Como já citei, o mito da caverna foi uma metáfora que Platão utilizou para demonstrar em seu diálogo, através de Sócrates, o quanto os cidadãos estavam presos às crendices e superstições. Sinteticamente ? e reelaborando ? o mito conta que haviam três homens dentro de uma caverna. Ambos estavam virados para o fundo dela. Nasceram e cresceram assim. Ficavam contemplando a escuridão e apenas um feche de luz lhes era possível enxergar. Contudo, certo dia, um destes, voltou-se para o outro lado e quase que cegado pela claridade vista lá do fundo, foi acostumando seus olhos até que conseguira, aos poucos, sair da caverna. Vislumbrado com tantas cores, com a natureza e a quantidade de coisas diferentes que havia fora da caverna, voltou para contar aos seus amigos. Mas, ambos não acreditaram nele e revoltos com tanta mentira, o mataram!
Platão divide o mundo em duas realidades: a sensível, que se percebe através dos sentidos e a inteligível (ou mundo das idéias). O mundo dos conceitos é onde está toda a verdade e o mundo sensível é apenas uma cópia imperfeita dele. O Bem é a verdade maior e abaixo dele estão as verdades absolutas, fixas, eternas e imutáveis. Para ele, as cadeiras, por exemplo, que sentamos diariamente, são apenas cópias imperfeitas Da Cadeira. Ou seja, apesar de todos os modelos de cadeiras do mundo apresentarem diferenças, existe a cadeira, que congrega em si as características das quais foram copiadas as cadeiras sensíveis. E é assim com tudo o que percebemos no mundo.
É perfeitamente possível relacionar a filosofia platônica, sobretudo o mito da caverna com nossa realidade atual. Para constar, nossa sociedade contemporânea é constituída basicamente do cristianismo e do capitalismo, e o mundo, portanto, numa visão cristã, está dividido em mundo das idéias (céu) e mundo sensível (cotidiano) - o inferno cristão, que parece ter sido tirado da idéia de mundo sensível de Platão, veio depois, vamos desconsiderá-lo aqui -. E numa visão capitalista, o mundo das idéias, ou ideal, parece ser a satisfação de todas as necessidades financeiras e o mundo sensível, sua privação.

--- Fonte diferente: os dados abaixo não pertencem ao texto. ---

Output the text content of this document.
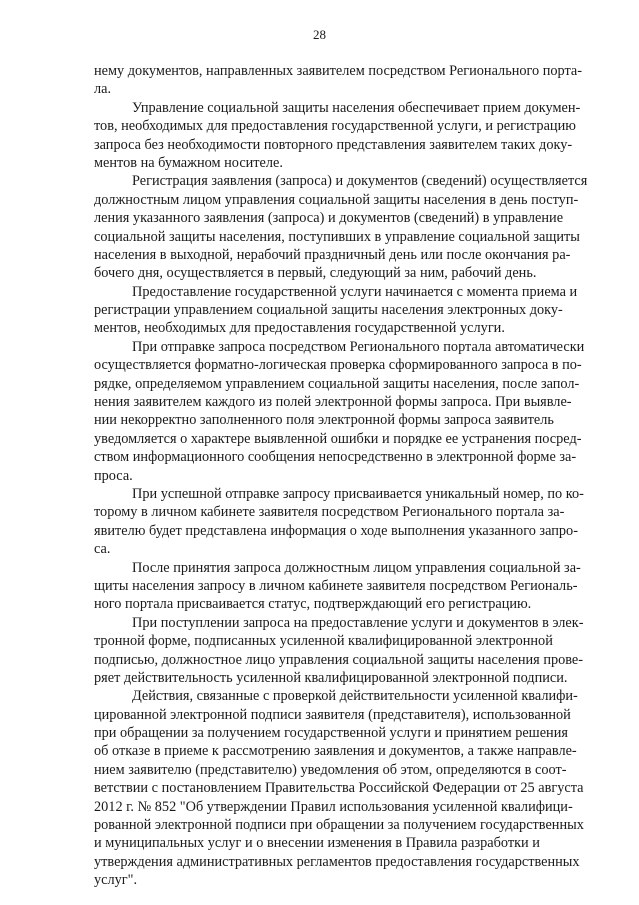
28
нему документов, направленных заявителем посредством Регионального порта-
ла.
Управление социальной защиты населения обеспечивает прием докумен-
тов, необходимых для предоставления государственной услуги, и регистрацию
запроса без необходимости повторного представления заявителем таких доку-
ментов на бумажном носителе.
Регистрация заявления (запроса) и документов (сведений) осуществляется
должностным лицом управления социальной защиты населения в день поступ-
ления указанного заявления (запроса) и документов (сведений) в управление
социальной защиты населения, поступивших в управление социальной защиты
населения в выходной, нерабочий праздничный день или после окончания ра-
бочего дня, осуществляется в первый, следующий за ним, рабочий день.
Предоставление государственной услуги начинается с момента приема и
регистрации управлением социальной защиты населения электронных доку-
ментов, необходимых для предоставления государственной услуги.
При отправке запроса посредством Регионального портала автоматически
осуществляется форматно-логическая проверка сформированного запроса в по-
рядке, определяемом управлением социальной защиты населения, после запол-
нения заявителем каждого из полей электронной формы запроса. При выявле-
нии некорректно заполненного поля электронной формы запроса заявитель
уведомляется о характере выявленной ошибки и порядке ее устранения посред-
ством информационного сообщения непосредственно в электронной форме за-
проса.
При успешной отправке запросу присваивается уникальный номер, по ко-
торому в личном кабинете заявителя посредством Регионального портала за-
явителю будет представлена информация о ходе выполнения указанного запро-
са.
После принятия запроса должностным лицом управления социальной за-
щиты населения запросу в личном кабинете заявителя посредством Региональ-
ного портала присваивается статус, подтверждающий его регистрацию.
При поступлении запроса на предоставление услуги и документов в элек-
тронной форме, подписанных усиленной квалифицированной электронной
подписью, должностное лицо управления социальной защиты населения прове-
ряет действительность усиленной квалифицированной электронной подписи.
Действия, связанные с проверкой действительности усиленной квалифи-
цированной электронной подписи заявителя (представителя), использованной
при обращении за получением государственной услуги и принятием решения
об отказе в приеме к рассмотрению заявления и документов, а также направле-
нием заявителю (представителю) уведомления об этом, определяются в соот-
ветствии с постановлением Правительства Российской Федерации от 25 августа
2012 г. № 852 "Об утверждении Правил использования усиленной квалифици-
рованной электронной подписи при обращении за получением государственных
и муниципальных услуг и о внесении изменения в Правила разработки и
утверждения административных регламентов предоставления государственных
услуг".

A partir desta leitura, posso fazer uma reflexão extremamente proveitosa. Apesar do cristianismo estar muito forte ainda hoje e ter muita influência, inclusive política e midiática, vou deixá-lo de lado também, afim de focar-me em nossa prioridade, no momento: o capitalismo x mídia.
Na verdade, a idéia que trarei de capitalismo seria mais apropriada se chamado de modernidade, pois não estarei me referindo apenas ao sistema financeiro, mas todas suas conseqüências e influências. Quando surgiu, o capitalismo se opôs radicalmente à Idade Média e propunha elevar a humanidade a um patamar superior, melhorá-la, dando acesso ao suprimento das necessidades básicas a todos os seres humanos. Mas, como bem sabemos, não foi o que aconteceu. Nunca houve tantas barbáries na história do ocidente, tampouco tanta exclusão social e degradação humana e do ambiente. Hoje, sei que se ele continuar desenvolvendo-se trará nossa extinção.
Todavia, grande parte das pessoas do mundo todo, não estão muito preocupadas com isso, ou sequer se deram conta do tamanho do problema para todos nós. Isso graças, em grande parte à mídia. Voltando à metáfora da caverna, o capitalismo utiliza-se dos grandes meios de comunicação para poder criar e perpetuar a caverna para a grande massa. De que forma? Uma das formas mais conhecidas é criando necessidades, tidas como essenciais e depois, vendendo suas soluções. Ou seja, hoje é necessidade básica ter computador com acesso à internet. Quem não o tem, está excluído da sociedade, de forma que até o emprego fica difícil conseguir e sendo assim, sem emprego, sem dinheiro pra poder sanar suas necessidades, indigno de participar do convívio social. E o que já não me surpreende é a relevância do mito, por exemplo: hoje existe muita informação denunciando a alienação que causam as novelas (e afins), criando realidades paralelas e preocupações alheias; sobre a forma que os políticos também se utilizam da mídia para esconder a usurpação do poder , as corrupções, etc. Mas, as pessoas, em geral, cotidianamente matam estas informações, escolhendo ainda o fundo da caverna. Será que por uma pré-disposição a serem enganadas? Por mero comodismo? Não nos é possível saber ainda. Talvez, com o capitalismo continuando a desenvolver-se, com ajuda da mídia, surgirá outra ou outras espécies (até advindas da nossa, quem sabe?) e que dirão: como aqueles humanos conseguiram ficar tanto tempo dentro da caverna?